The medals sat in the captain’s safe for six months. It wasn’t just the fruit salad that the guys wanted; the lads had earned valuable advancement points for the decorations they’d received in combat service. They wouldn’t get the points until they got the medals. The points made the difference in promotions, and promotions meant money. But the medals sat. The battle between Fifth Platoon and the front office might sound great in the retelling, but in truth, our bosses were fighting a lot of paper battles. They probably didn’t even have it in for us, particularly. Some of what happened was the result of spite, but much of it was due to simple bureaucratic inertia.
I was pissed about what was being done to the lads, and I was pissed about what they’d done to Frank. But the bullshit at the Team, I realized, was just bullshit. I knew also that I’d brought it on by firing back with the 1149. I had opened an engagement against a superior force with no plan of continued attack and no way to retreat. I was screwed. I took it as best I could. Doc took it better. “Don’t sweat the petty stuff,” he’d say. “Pet the sweaty stuff!”
We took what pleasure we could in not being shelled every day. The Fifth hung together as much as we could, but the departments and our assignments kept us all going in different directions. I tried to keep an eye on the lads. They all drank harder than ever, and so did I. While we were gone, the Casino had been bulldozed, which might have been a good thing.
Sleep, for me, was an almost impossible thing to come by, and when it did come, it gave no peace. The week after Christmas I moved into Margot’s bungalow on the beach. It was an amazement to me to wake in a bed, and it was a delight to feel her sleeping warm and sweet next to me. I was glad not to be alone.
In 1984 post-traumatic stress disorder had not yet widely entered the lexicon, but I was familiar with the concept of survivor’s guilt from school. I was a textbook case. I asked myself often, like every marine and sailor who served in Lebanon, “Why did I live when so many good men died?” Finally, I accepted the fact that I had lived, in part, because I was merely lucky. I was lucky I was not at the BLT that morning. And lucky I hadn’t been killed on the corniche, or in the Shouf, or in half a dozen sniper fights, or on the causeway. I consoled myself by thinking that I had helped keep sixteen men alive.

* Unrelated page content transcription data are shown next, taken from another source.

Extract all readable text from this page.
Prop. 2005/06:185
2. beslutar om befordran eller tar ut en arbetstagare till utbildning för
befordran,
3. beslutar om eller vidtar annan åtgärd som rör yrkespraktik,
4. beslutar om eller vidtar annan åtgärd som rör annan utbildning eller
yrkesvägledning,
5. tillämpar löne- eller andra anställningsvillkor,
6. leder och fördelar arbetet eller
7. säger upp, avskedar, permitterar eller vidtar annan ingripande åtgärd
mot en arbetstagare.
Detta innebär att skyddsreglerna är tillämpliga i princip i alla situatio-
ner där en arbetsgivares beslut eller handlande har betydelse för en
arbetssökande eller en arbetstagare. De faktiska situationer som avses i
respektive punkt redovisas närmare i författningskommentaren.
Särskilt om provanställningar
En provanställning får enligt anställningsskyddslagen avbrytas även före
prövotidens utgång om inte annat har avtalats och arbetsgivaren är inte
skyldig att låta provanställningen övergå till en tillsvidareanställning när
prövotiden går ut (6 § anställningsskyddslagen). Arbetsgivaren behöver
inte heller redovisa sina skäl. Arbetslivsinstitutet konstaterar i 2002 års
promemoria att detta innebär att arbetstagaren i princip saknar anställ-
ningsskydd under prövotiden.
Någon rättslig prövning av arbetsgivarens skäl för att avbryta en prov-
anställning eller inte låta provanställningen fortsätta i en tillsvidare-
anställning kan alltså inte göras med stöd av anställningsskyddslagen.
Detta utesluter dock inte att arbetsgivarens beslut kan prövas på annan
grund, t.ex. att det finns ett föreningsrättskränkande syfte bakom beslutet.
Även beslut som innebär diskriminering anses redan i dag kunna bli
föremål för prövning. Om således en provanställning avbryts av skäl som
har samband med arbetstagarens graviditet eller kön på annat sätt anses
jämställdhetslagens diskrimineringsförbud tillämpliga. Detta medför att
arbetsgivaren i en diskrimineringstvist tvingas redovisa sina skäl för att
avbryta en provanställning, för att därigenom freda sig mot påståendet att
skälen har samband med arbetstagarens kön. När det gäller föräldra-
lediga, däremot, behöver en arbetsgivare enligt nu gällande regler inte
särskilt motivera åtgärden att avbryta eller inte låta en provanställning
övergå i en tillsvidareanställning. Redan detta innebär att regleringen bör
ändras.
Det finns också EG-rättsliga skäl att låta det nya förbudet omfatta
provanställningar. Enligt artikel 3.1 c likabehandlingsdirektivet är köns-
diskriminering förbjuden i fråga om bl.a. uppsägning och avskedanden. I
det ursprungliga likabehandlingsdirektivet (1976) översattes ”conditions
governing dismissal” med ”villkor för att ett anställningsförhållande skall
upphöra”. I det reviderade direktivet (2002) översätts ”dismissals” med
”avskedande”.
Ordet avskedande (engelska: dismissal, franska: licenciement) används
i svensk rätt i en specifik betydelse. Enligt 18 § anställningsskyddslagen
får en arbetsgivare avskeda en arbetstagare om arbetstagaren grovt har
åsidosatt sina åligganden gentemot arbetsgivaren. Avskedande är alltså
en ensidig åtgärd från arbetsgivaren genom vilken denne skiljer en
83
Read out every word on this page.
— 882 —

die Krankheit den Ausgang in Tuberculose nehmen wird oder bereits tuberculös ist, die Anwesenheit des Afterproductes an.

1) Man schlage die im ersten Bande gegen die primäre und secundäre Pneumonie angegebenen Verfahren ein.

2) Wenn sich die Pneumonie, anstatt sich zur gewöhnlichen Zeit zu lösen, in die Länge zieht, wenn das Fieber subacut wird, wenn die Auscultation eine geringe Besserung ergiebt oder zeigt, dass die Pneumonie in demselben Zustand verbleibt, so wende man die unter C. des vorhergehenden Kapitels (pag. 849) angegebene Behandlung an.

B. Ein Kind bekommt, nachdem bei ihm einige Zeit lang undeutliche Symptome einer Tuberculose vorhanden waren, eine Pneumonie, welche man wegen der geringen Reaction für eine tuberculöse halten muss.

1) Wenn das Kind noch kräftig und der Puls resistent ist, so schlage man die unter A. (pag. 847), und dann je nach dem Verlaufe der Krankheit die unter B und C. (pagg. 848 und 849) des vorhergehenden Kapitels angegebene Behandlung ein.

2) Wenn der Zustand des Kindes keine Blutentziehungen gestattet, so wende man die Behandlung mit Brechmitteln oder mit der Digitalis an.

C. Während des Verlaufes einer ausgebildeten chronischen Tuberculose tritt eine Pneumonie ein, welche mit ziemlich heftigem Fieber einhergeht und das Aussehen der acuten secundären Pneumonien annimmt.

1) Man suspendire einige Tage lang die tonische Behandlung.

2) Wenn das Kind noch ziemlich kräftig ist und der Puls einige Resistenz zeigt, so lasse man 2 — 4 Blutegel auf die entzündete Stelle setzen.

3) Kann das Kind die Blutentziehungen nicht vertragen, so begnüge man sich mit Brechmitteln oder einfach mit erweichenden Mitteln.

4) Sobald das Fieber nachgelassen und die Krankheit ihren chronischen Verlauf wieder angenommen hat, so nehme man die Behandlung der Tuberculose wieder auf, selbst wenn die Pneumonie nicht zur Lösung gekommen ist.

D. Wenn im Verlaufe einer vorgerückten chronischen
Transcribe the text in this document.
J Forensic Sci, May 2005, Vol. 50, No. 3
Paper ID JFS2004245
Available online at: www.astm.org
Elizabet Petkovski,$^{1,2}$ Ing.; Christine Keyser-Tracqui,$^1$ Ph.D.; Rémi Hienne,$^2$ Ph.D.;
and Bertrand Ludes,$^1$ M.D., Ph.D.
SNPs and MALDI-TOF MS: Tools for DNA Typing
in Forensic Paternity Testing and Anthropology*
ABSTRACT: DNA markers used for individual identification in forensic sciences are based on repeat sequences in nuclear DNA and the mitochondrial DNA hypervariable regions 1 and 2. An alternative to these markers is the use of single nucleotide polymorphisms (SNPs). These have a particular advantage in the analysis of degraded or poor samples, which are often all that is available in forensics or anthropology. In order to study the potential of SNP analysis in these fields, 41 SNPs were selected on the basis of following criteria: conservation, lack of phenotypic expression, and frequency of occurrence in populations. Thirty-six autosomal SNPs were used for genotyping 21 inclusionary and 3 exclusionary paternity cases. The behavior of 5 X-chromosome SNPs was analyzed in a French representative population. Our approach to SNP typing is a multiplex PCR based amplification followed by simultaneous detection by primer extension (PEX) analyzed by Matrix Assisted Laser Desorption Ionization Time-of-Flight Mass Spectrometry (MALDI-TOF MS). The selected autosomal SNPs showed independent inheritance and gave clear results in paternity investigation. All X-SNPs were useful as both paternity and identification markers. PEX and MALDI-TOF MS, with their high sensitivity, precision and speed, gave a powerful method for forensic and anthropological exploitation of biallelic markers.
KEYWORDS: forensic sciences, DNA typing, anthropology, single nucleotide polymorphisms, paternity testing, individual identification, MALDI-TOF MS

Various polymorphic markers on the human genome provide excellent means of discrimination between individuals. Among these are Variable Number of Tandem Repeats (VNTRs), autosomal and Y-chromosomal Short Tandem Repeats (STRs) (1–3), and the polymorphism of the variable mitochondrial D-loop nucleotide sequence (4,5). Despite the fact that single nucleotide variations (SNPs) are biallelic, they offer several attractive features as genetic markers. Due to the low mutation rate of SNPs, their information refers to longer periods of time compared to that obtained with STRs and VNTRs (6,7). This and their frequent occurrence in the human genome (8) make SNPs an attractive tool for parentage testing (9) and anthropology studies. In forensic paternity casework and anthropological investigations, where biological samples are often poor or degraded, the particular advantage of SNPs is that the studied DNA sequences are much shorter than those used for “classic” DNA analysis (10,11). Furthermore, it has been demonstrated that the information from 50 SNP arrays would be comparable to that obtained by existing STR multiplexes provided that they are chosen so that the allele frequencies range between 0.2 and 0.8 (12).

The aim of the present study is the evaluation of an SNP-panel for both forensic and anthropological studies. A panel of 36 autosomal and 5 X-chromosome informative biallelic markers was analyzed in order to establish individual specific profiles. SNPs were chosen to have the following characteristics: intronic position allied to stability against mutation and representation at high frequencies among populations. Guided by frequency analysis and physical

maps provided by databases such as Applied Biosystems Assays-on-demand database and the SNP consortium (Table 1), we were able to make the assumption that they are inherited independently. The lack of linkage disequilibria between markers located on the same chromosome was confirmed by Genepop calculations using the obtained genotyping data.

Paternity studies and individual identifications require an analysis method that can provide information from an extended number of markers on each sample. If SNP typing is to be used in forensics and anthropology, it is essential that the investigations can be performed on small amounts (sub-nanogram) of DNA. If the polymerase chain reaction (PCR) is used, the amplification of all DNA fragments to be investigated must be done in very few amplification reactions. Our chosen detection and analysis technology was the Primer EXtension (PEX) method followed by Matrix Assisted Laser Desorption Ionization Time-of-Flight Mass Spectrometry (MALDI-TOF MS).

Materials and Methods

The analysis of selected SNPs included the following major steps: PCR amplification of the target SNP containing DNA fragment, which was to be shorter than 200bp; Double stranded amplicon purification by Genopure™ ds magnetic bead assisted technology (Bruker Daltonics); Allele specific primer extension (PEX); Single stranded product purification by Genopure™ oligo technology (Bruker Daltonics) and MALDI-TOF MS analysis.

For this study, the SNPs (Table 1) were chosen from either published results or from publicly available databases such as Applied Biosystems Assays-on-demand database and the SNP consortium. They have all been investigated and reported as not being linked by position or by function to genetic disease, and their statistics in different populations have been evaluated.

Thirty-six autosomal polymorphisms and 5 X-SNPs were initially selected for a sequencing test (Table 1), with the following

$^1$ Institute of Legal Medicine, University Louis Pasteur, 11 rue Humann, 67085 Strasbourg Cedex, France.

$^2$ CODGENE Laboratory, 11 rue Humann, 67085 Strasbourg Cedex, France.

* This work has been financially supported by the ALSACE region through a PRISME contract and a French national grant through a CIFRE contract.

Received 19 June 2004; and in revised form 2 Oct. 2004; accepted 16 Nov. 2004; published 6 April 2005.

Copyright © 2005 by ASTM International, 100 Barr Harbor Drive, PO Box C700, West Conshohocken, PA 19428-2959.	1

There were things that I struggled to put aside; oddly, others did not trouble me at all. I do not know exactly what this says about me, but I felt no grief for the people we killed. Their faces do not haunt me and never have. Some I remember as motionless lumps facedown in the street, legs crossed oddly, hands open, and weapons lying where they had fallen. I remember returning days later to one place we had contact, to find the bodies swollen and black with sun. In the street, trash blew around the corpses. I felt as little then as I feel now. I did not care that they were dead, and it seemed fitting to think that no one on earth had bothered to even drag them from the road. Others I can still see, turned in surprise, strobed as they tumbled back in muzzle blast, men who a second before had intended the same fate for me.
I was aware then, and am aware now, that I took human life. This will sound flippant, perhaps even nonchalantly cruel, but there are some people who need to go to hell and stay there. I watched a gang of PLO thugs drag a wounded Phalangist behind a truck until he was a bloody bundle of rags. I found the bodies of executed Palestinians, hands bound, left in the rubble for dogs to eat. I saw Druze gunners deliberately shell a hospital full of women and children. Whose side do you get on? Whose atrocity do you excuse, and whose do you come down on with a B-52?